Walnut Carrot Cake Pancakes
DESCRIPTION
These nutty, lightly sweet pancakes have the flavor of carrot cake. Top with maple syrup for a sweeter pancake.
Total Time
Prep Time
15 Mins
Cook Time
20 Mins
Total Time
35 Mins
Nutrition
Calories
250
Total Fat
16
Saturated Fat
2
Polyunsaturated Fat
9.224
Monounsaturated Fat
2.436
Cholesterol
0
Sodium
380
Carbohydrates
22
Dietary Fiber
3
Total Sugars
2
Protein
8
Vitamin D
0
Calcium
190
Iron
2
Potassium
270
Ingredients
- 1 cup oat flour
- 2 1/2 teaspoons baking powder
- 1 teaspoon cinnamon
- 1/4 teaspoon salt
- 3/4 cup unsweetened walnut or other plant-based milk
- 1/2 cup vanilla Greek yogurt
- 1 teaspoon softened coconut oil
- 1 teaspoon vanilla extract
- 3/4 cup chopped California walnuts
- 3/4 cup grated carrots (about 3 medium, peeled carrots)
- Cooking spray
- Chopped walnuts, grated carrots and maple syrup (optional toppings)
Preparation
- Stir together flour, baking powder, cinnamon and salt in a medium bowl.

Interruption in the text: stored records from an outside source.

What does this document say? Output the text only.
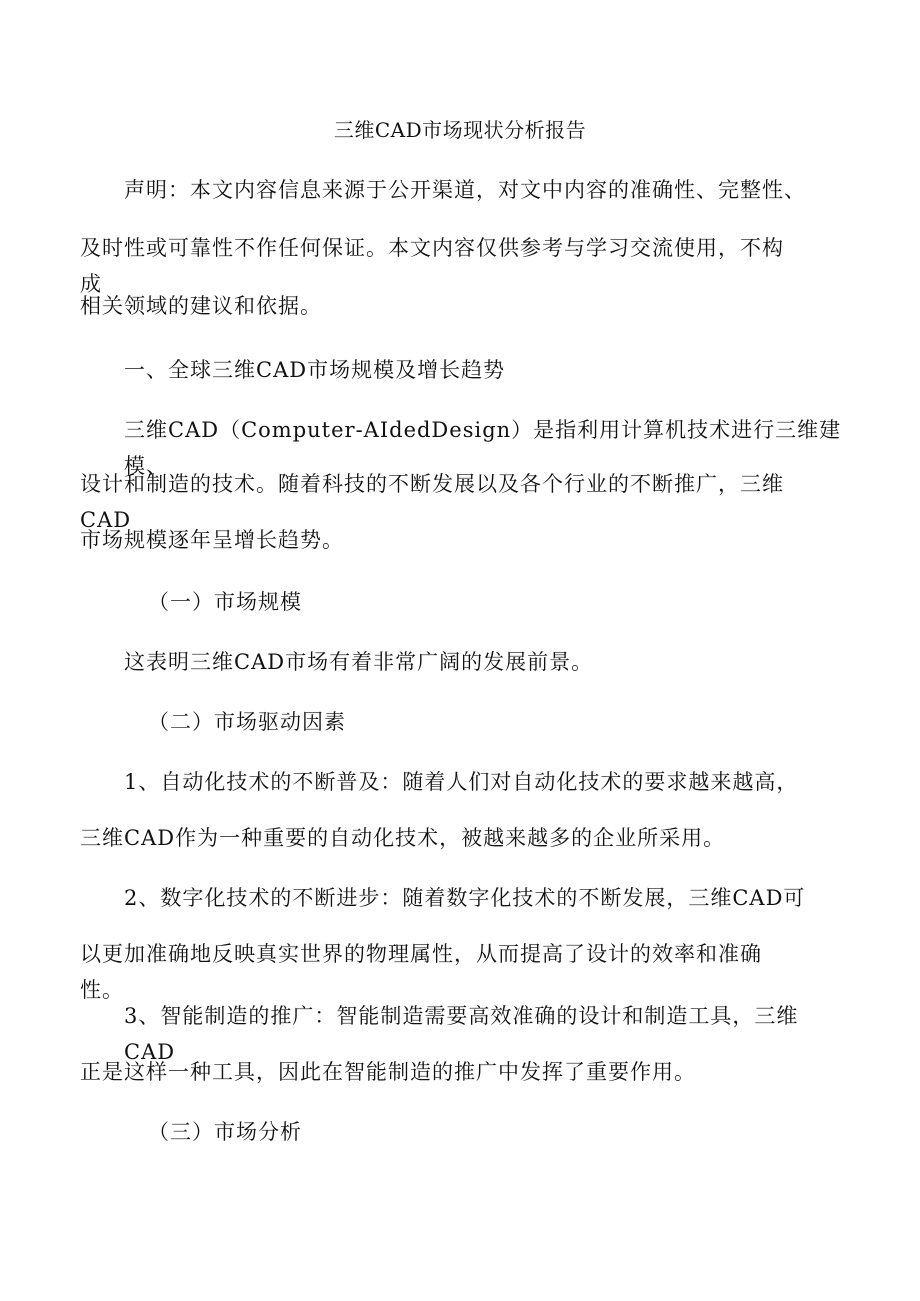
三维CAD市场现状分析报告
声明：本文内容信息来源于公开渠道，对文中内容的准确性、完整性、
及时性或可靠性不作任何保证。本文内容仅供参考与学习交流使用，不构成
相关领域的建议和依据。
一、全球三维CAD市场规模及增长趋势
三维CAD（Computer-AIdedDesign）是指利用计算机技术进行三维建模、
设计和制造的技术。随着科技的不断发展以及各个行业的不断推广，三维CAD
市场规模逐年呈增长趋势。
（一）市场规模
这表明三维CAD市场有着非常广阔的发展前景。
（二）市场驱动因素
1、自动化技术的不断普及：随着人们对自动化技术的要求越来越高，
三维CAD作为一种重要的自动化技术，被越来越多的企业所采用。
2、数字化技术的不断进步：随着数字化技术的不断发展，三维CAD可
以更加准确地反映真实世界的物理属性，从而提高了设计的效率和准确性。
3、智能制造的推广：智能制造需要高效准确的设计和制造工具，三维CAD
正是这样一种工具，因此在智能制造的推广中发挥了重要作用。
（三）市场分析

- Stir together milk, yogurt, coconut oil and extract in a large bowl until well mixed. Add dry ingredients and mix well, then lightly stir in walnuts and carrots.

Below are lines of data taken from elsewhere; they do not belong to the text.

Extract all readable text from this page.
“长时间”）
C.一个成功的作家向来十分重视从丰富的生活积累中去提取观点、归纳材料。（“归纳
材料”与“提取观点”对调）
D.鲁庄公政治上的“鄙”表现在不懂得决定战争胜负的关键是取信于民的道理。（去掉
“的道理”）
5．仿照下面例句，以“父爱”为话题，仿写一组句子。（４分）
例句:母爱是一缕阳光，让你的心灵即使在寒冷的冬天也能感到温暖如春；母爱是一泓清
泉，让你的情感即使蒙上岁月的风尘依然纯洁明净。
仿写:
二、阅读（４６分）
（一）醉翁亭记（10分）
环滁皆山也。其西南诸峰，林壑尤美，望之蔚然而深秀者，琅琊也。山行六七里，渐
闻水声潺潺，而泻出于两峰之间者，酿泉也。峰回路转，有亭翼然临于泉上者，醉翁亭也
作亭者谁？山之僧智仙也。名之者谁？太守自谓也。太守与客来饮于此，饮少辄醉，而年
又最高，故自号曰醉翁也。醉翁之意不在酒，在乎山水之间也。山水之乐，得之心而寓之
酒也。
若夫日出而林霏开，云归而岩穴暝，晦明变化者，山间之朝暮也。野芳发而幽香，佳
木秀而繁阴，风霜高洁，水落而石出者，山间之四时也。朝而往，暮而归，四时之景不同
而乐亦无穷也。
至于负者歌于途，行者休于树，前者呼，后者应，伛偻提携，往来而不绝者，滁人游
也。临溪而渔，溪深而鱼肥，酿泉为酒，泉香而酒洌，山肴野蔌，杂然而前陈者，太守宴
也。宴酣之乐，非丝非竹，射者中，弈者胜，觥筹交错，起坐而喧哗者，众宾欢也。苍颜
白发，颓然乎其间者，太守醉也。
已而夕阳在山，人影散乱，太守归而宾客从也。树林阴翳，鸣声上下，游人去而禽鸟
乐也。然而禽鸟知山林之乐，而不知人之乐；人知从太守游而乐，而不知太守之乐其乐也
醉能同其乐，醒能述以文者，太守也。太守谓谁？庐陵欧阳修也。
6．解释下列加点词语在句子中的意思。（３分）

- Heat a large skillet over medium-low heat and coat with cooking spray. Spoon about 1/4 cup batter into skillet for each pancake. Cook for 2 minutes or until the surface is starting to bubble; carefully flip and cook for a minute on the other side or until pancakes are cooked through.
- Serve immediately with any desired toppings. Leftovers may be stored in a covered container in the refrigerator for up to 3 days.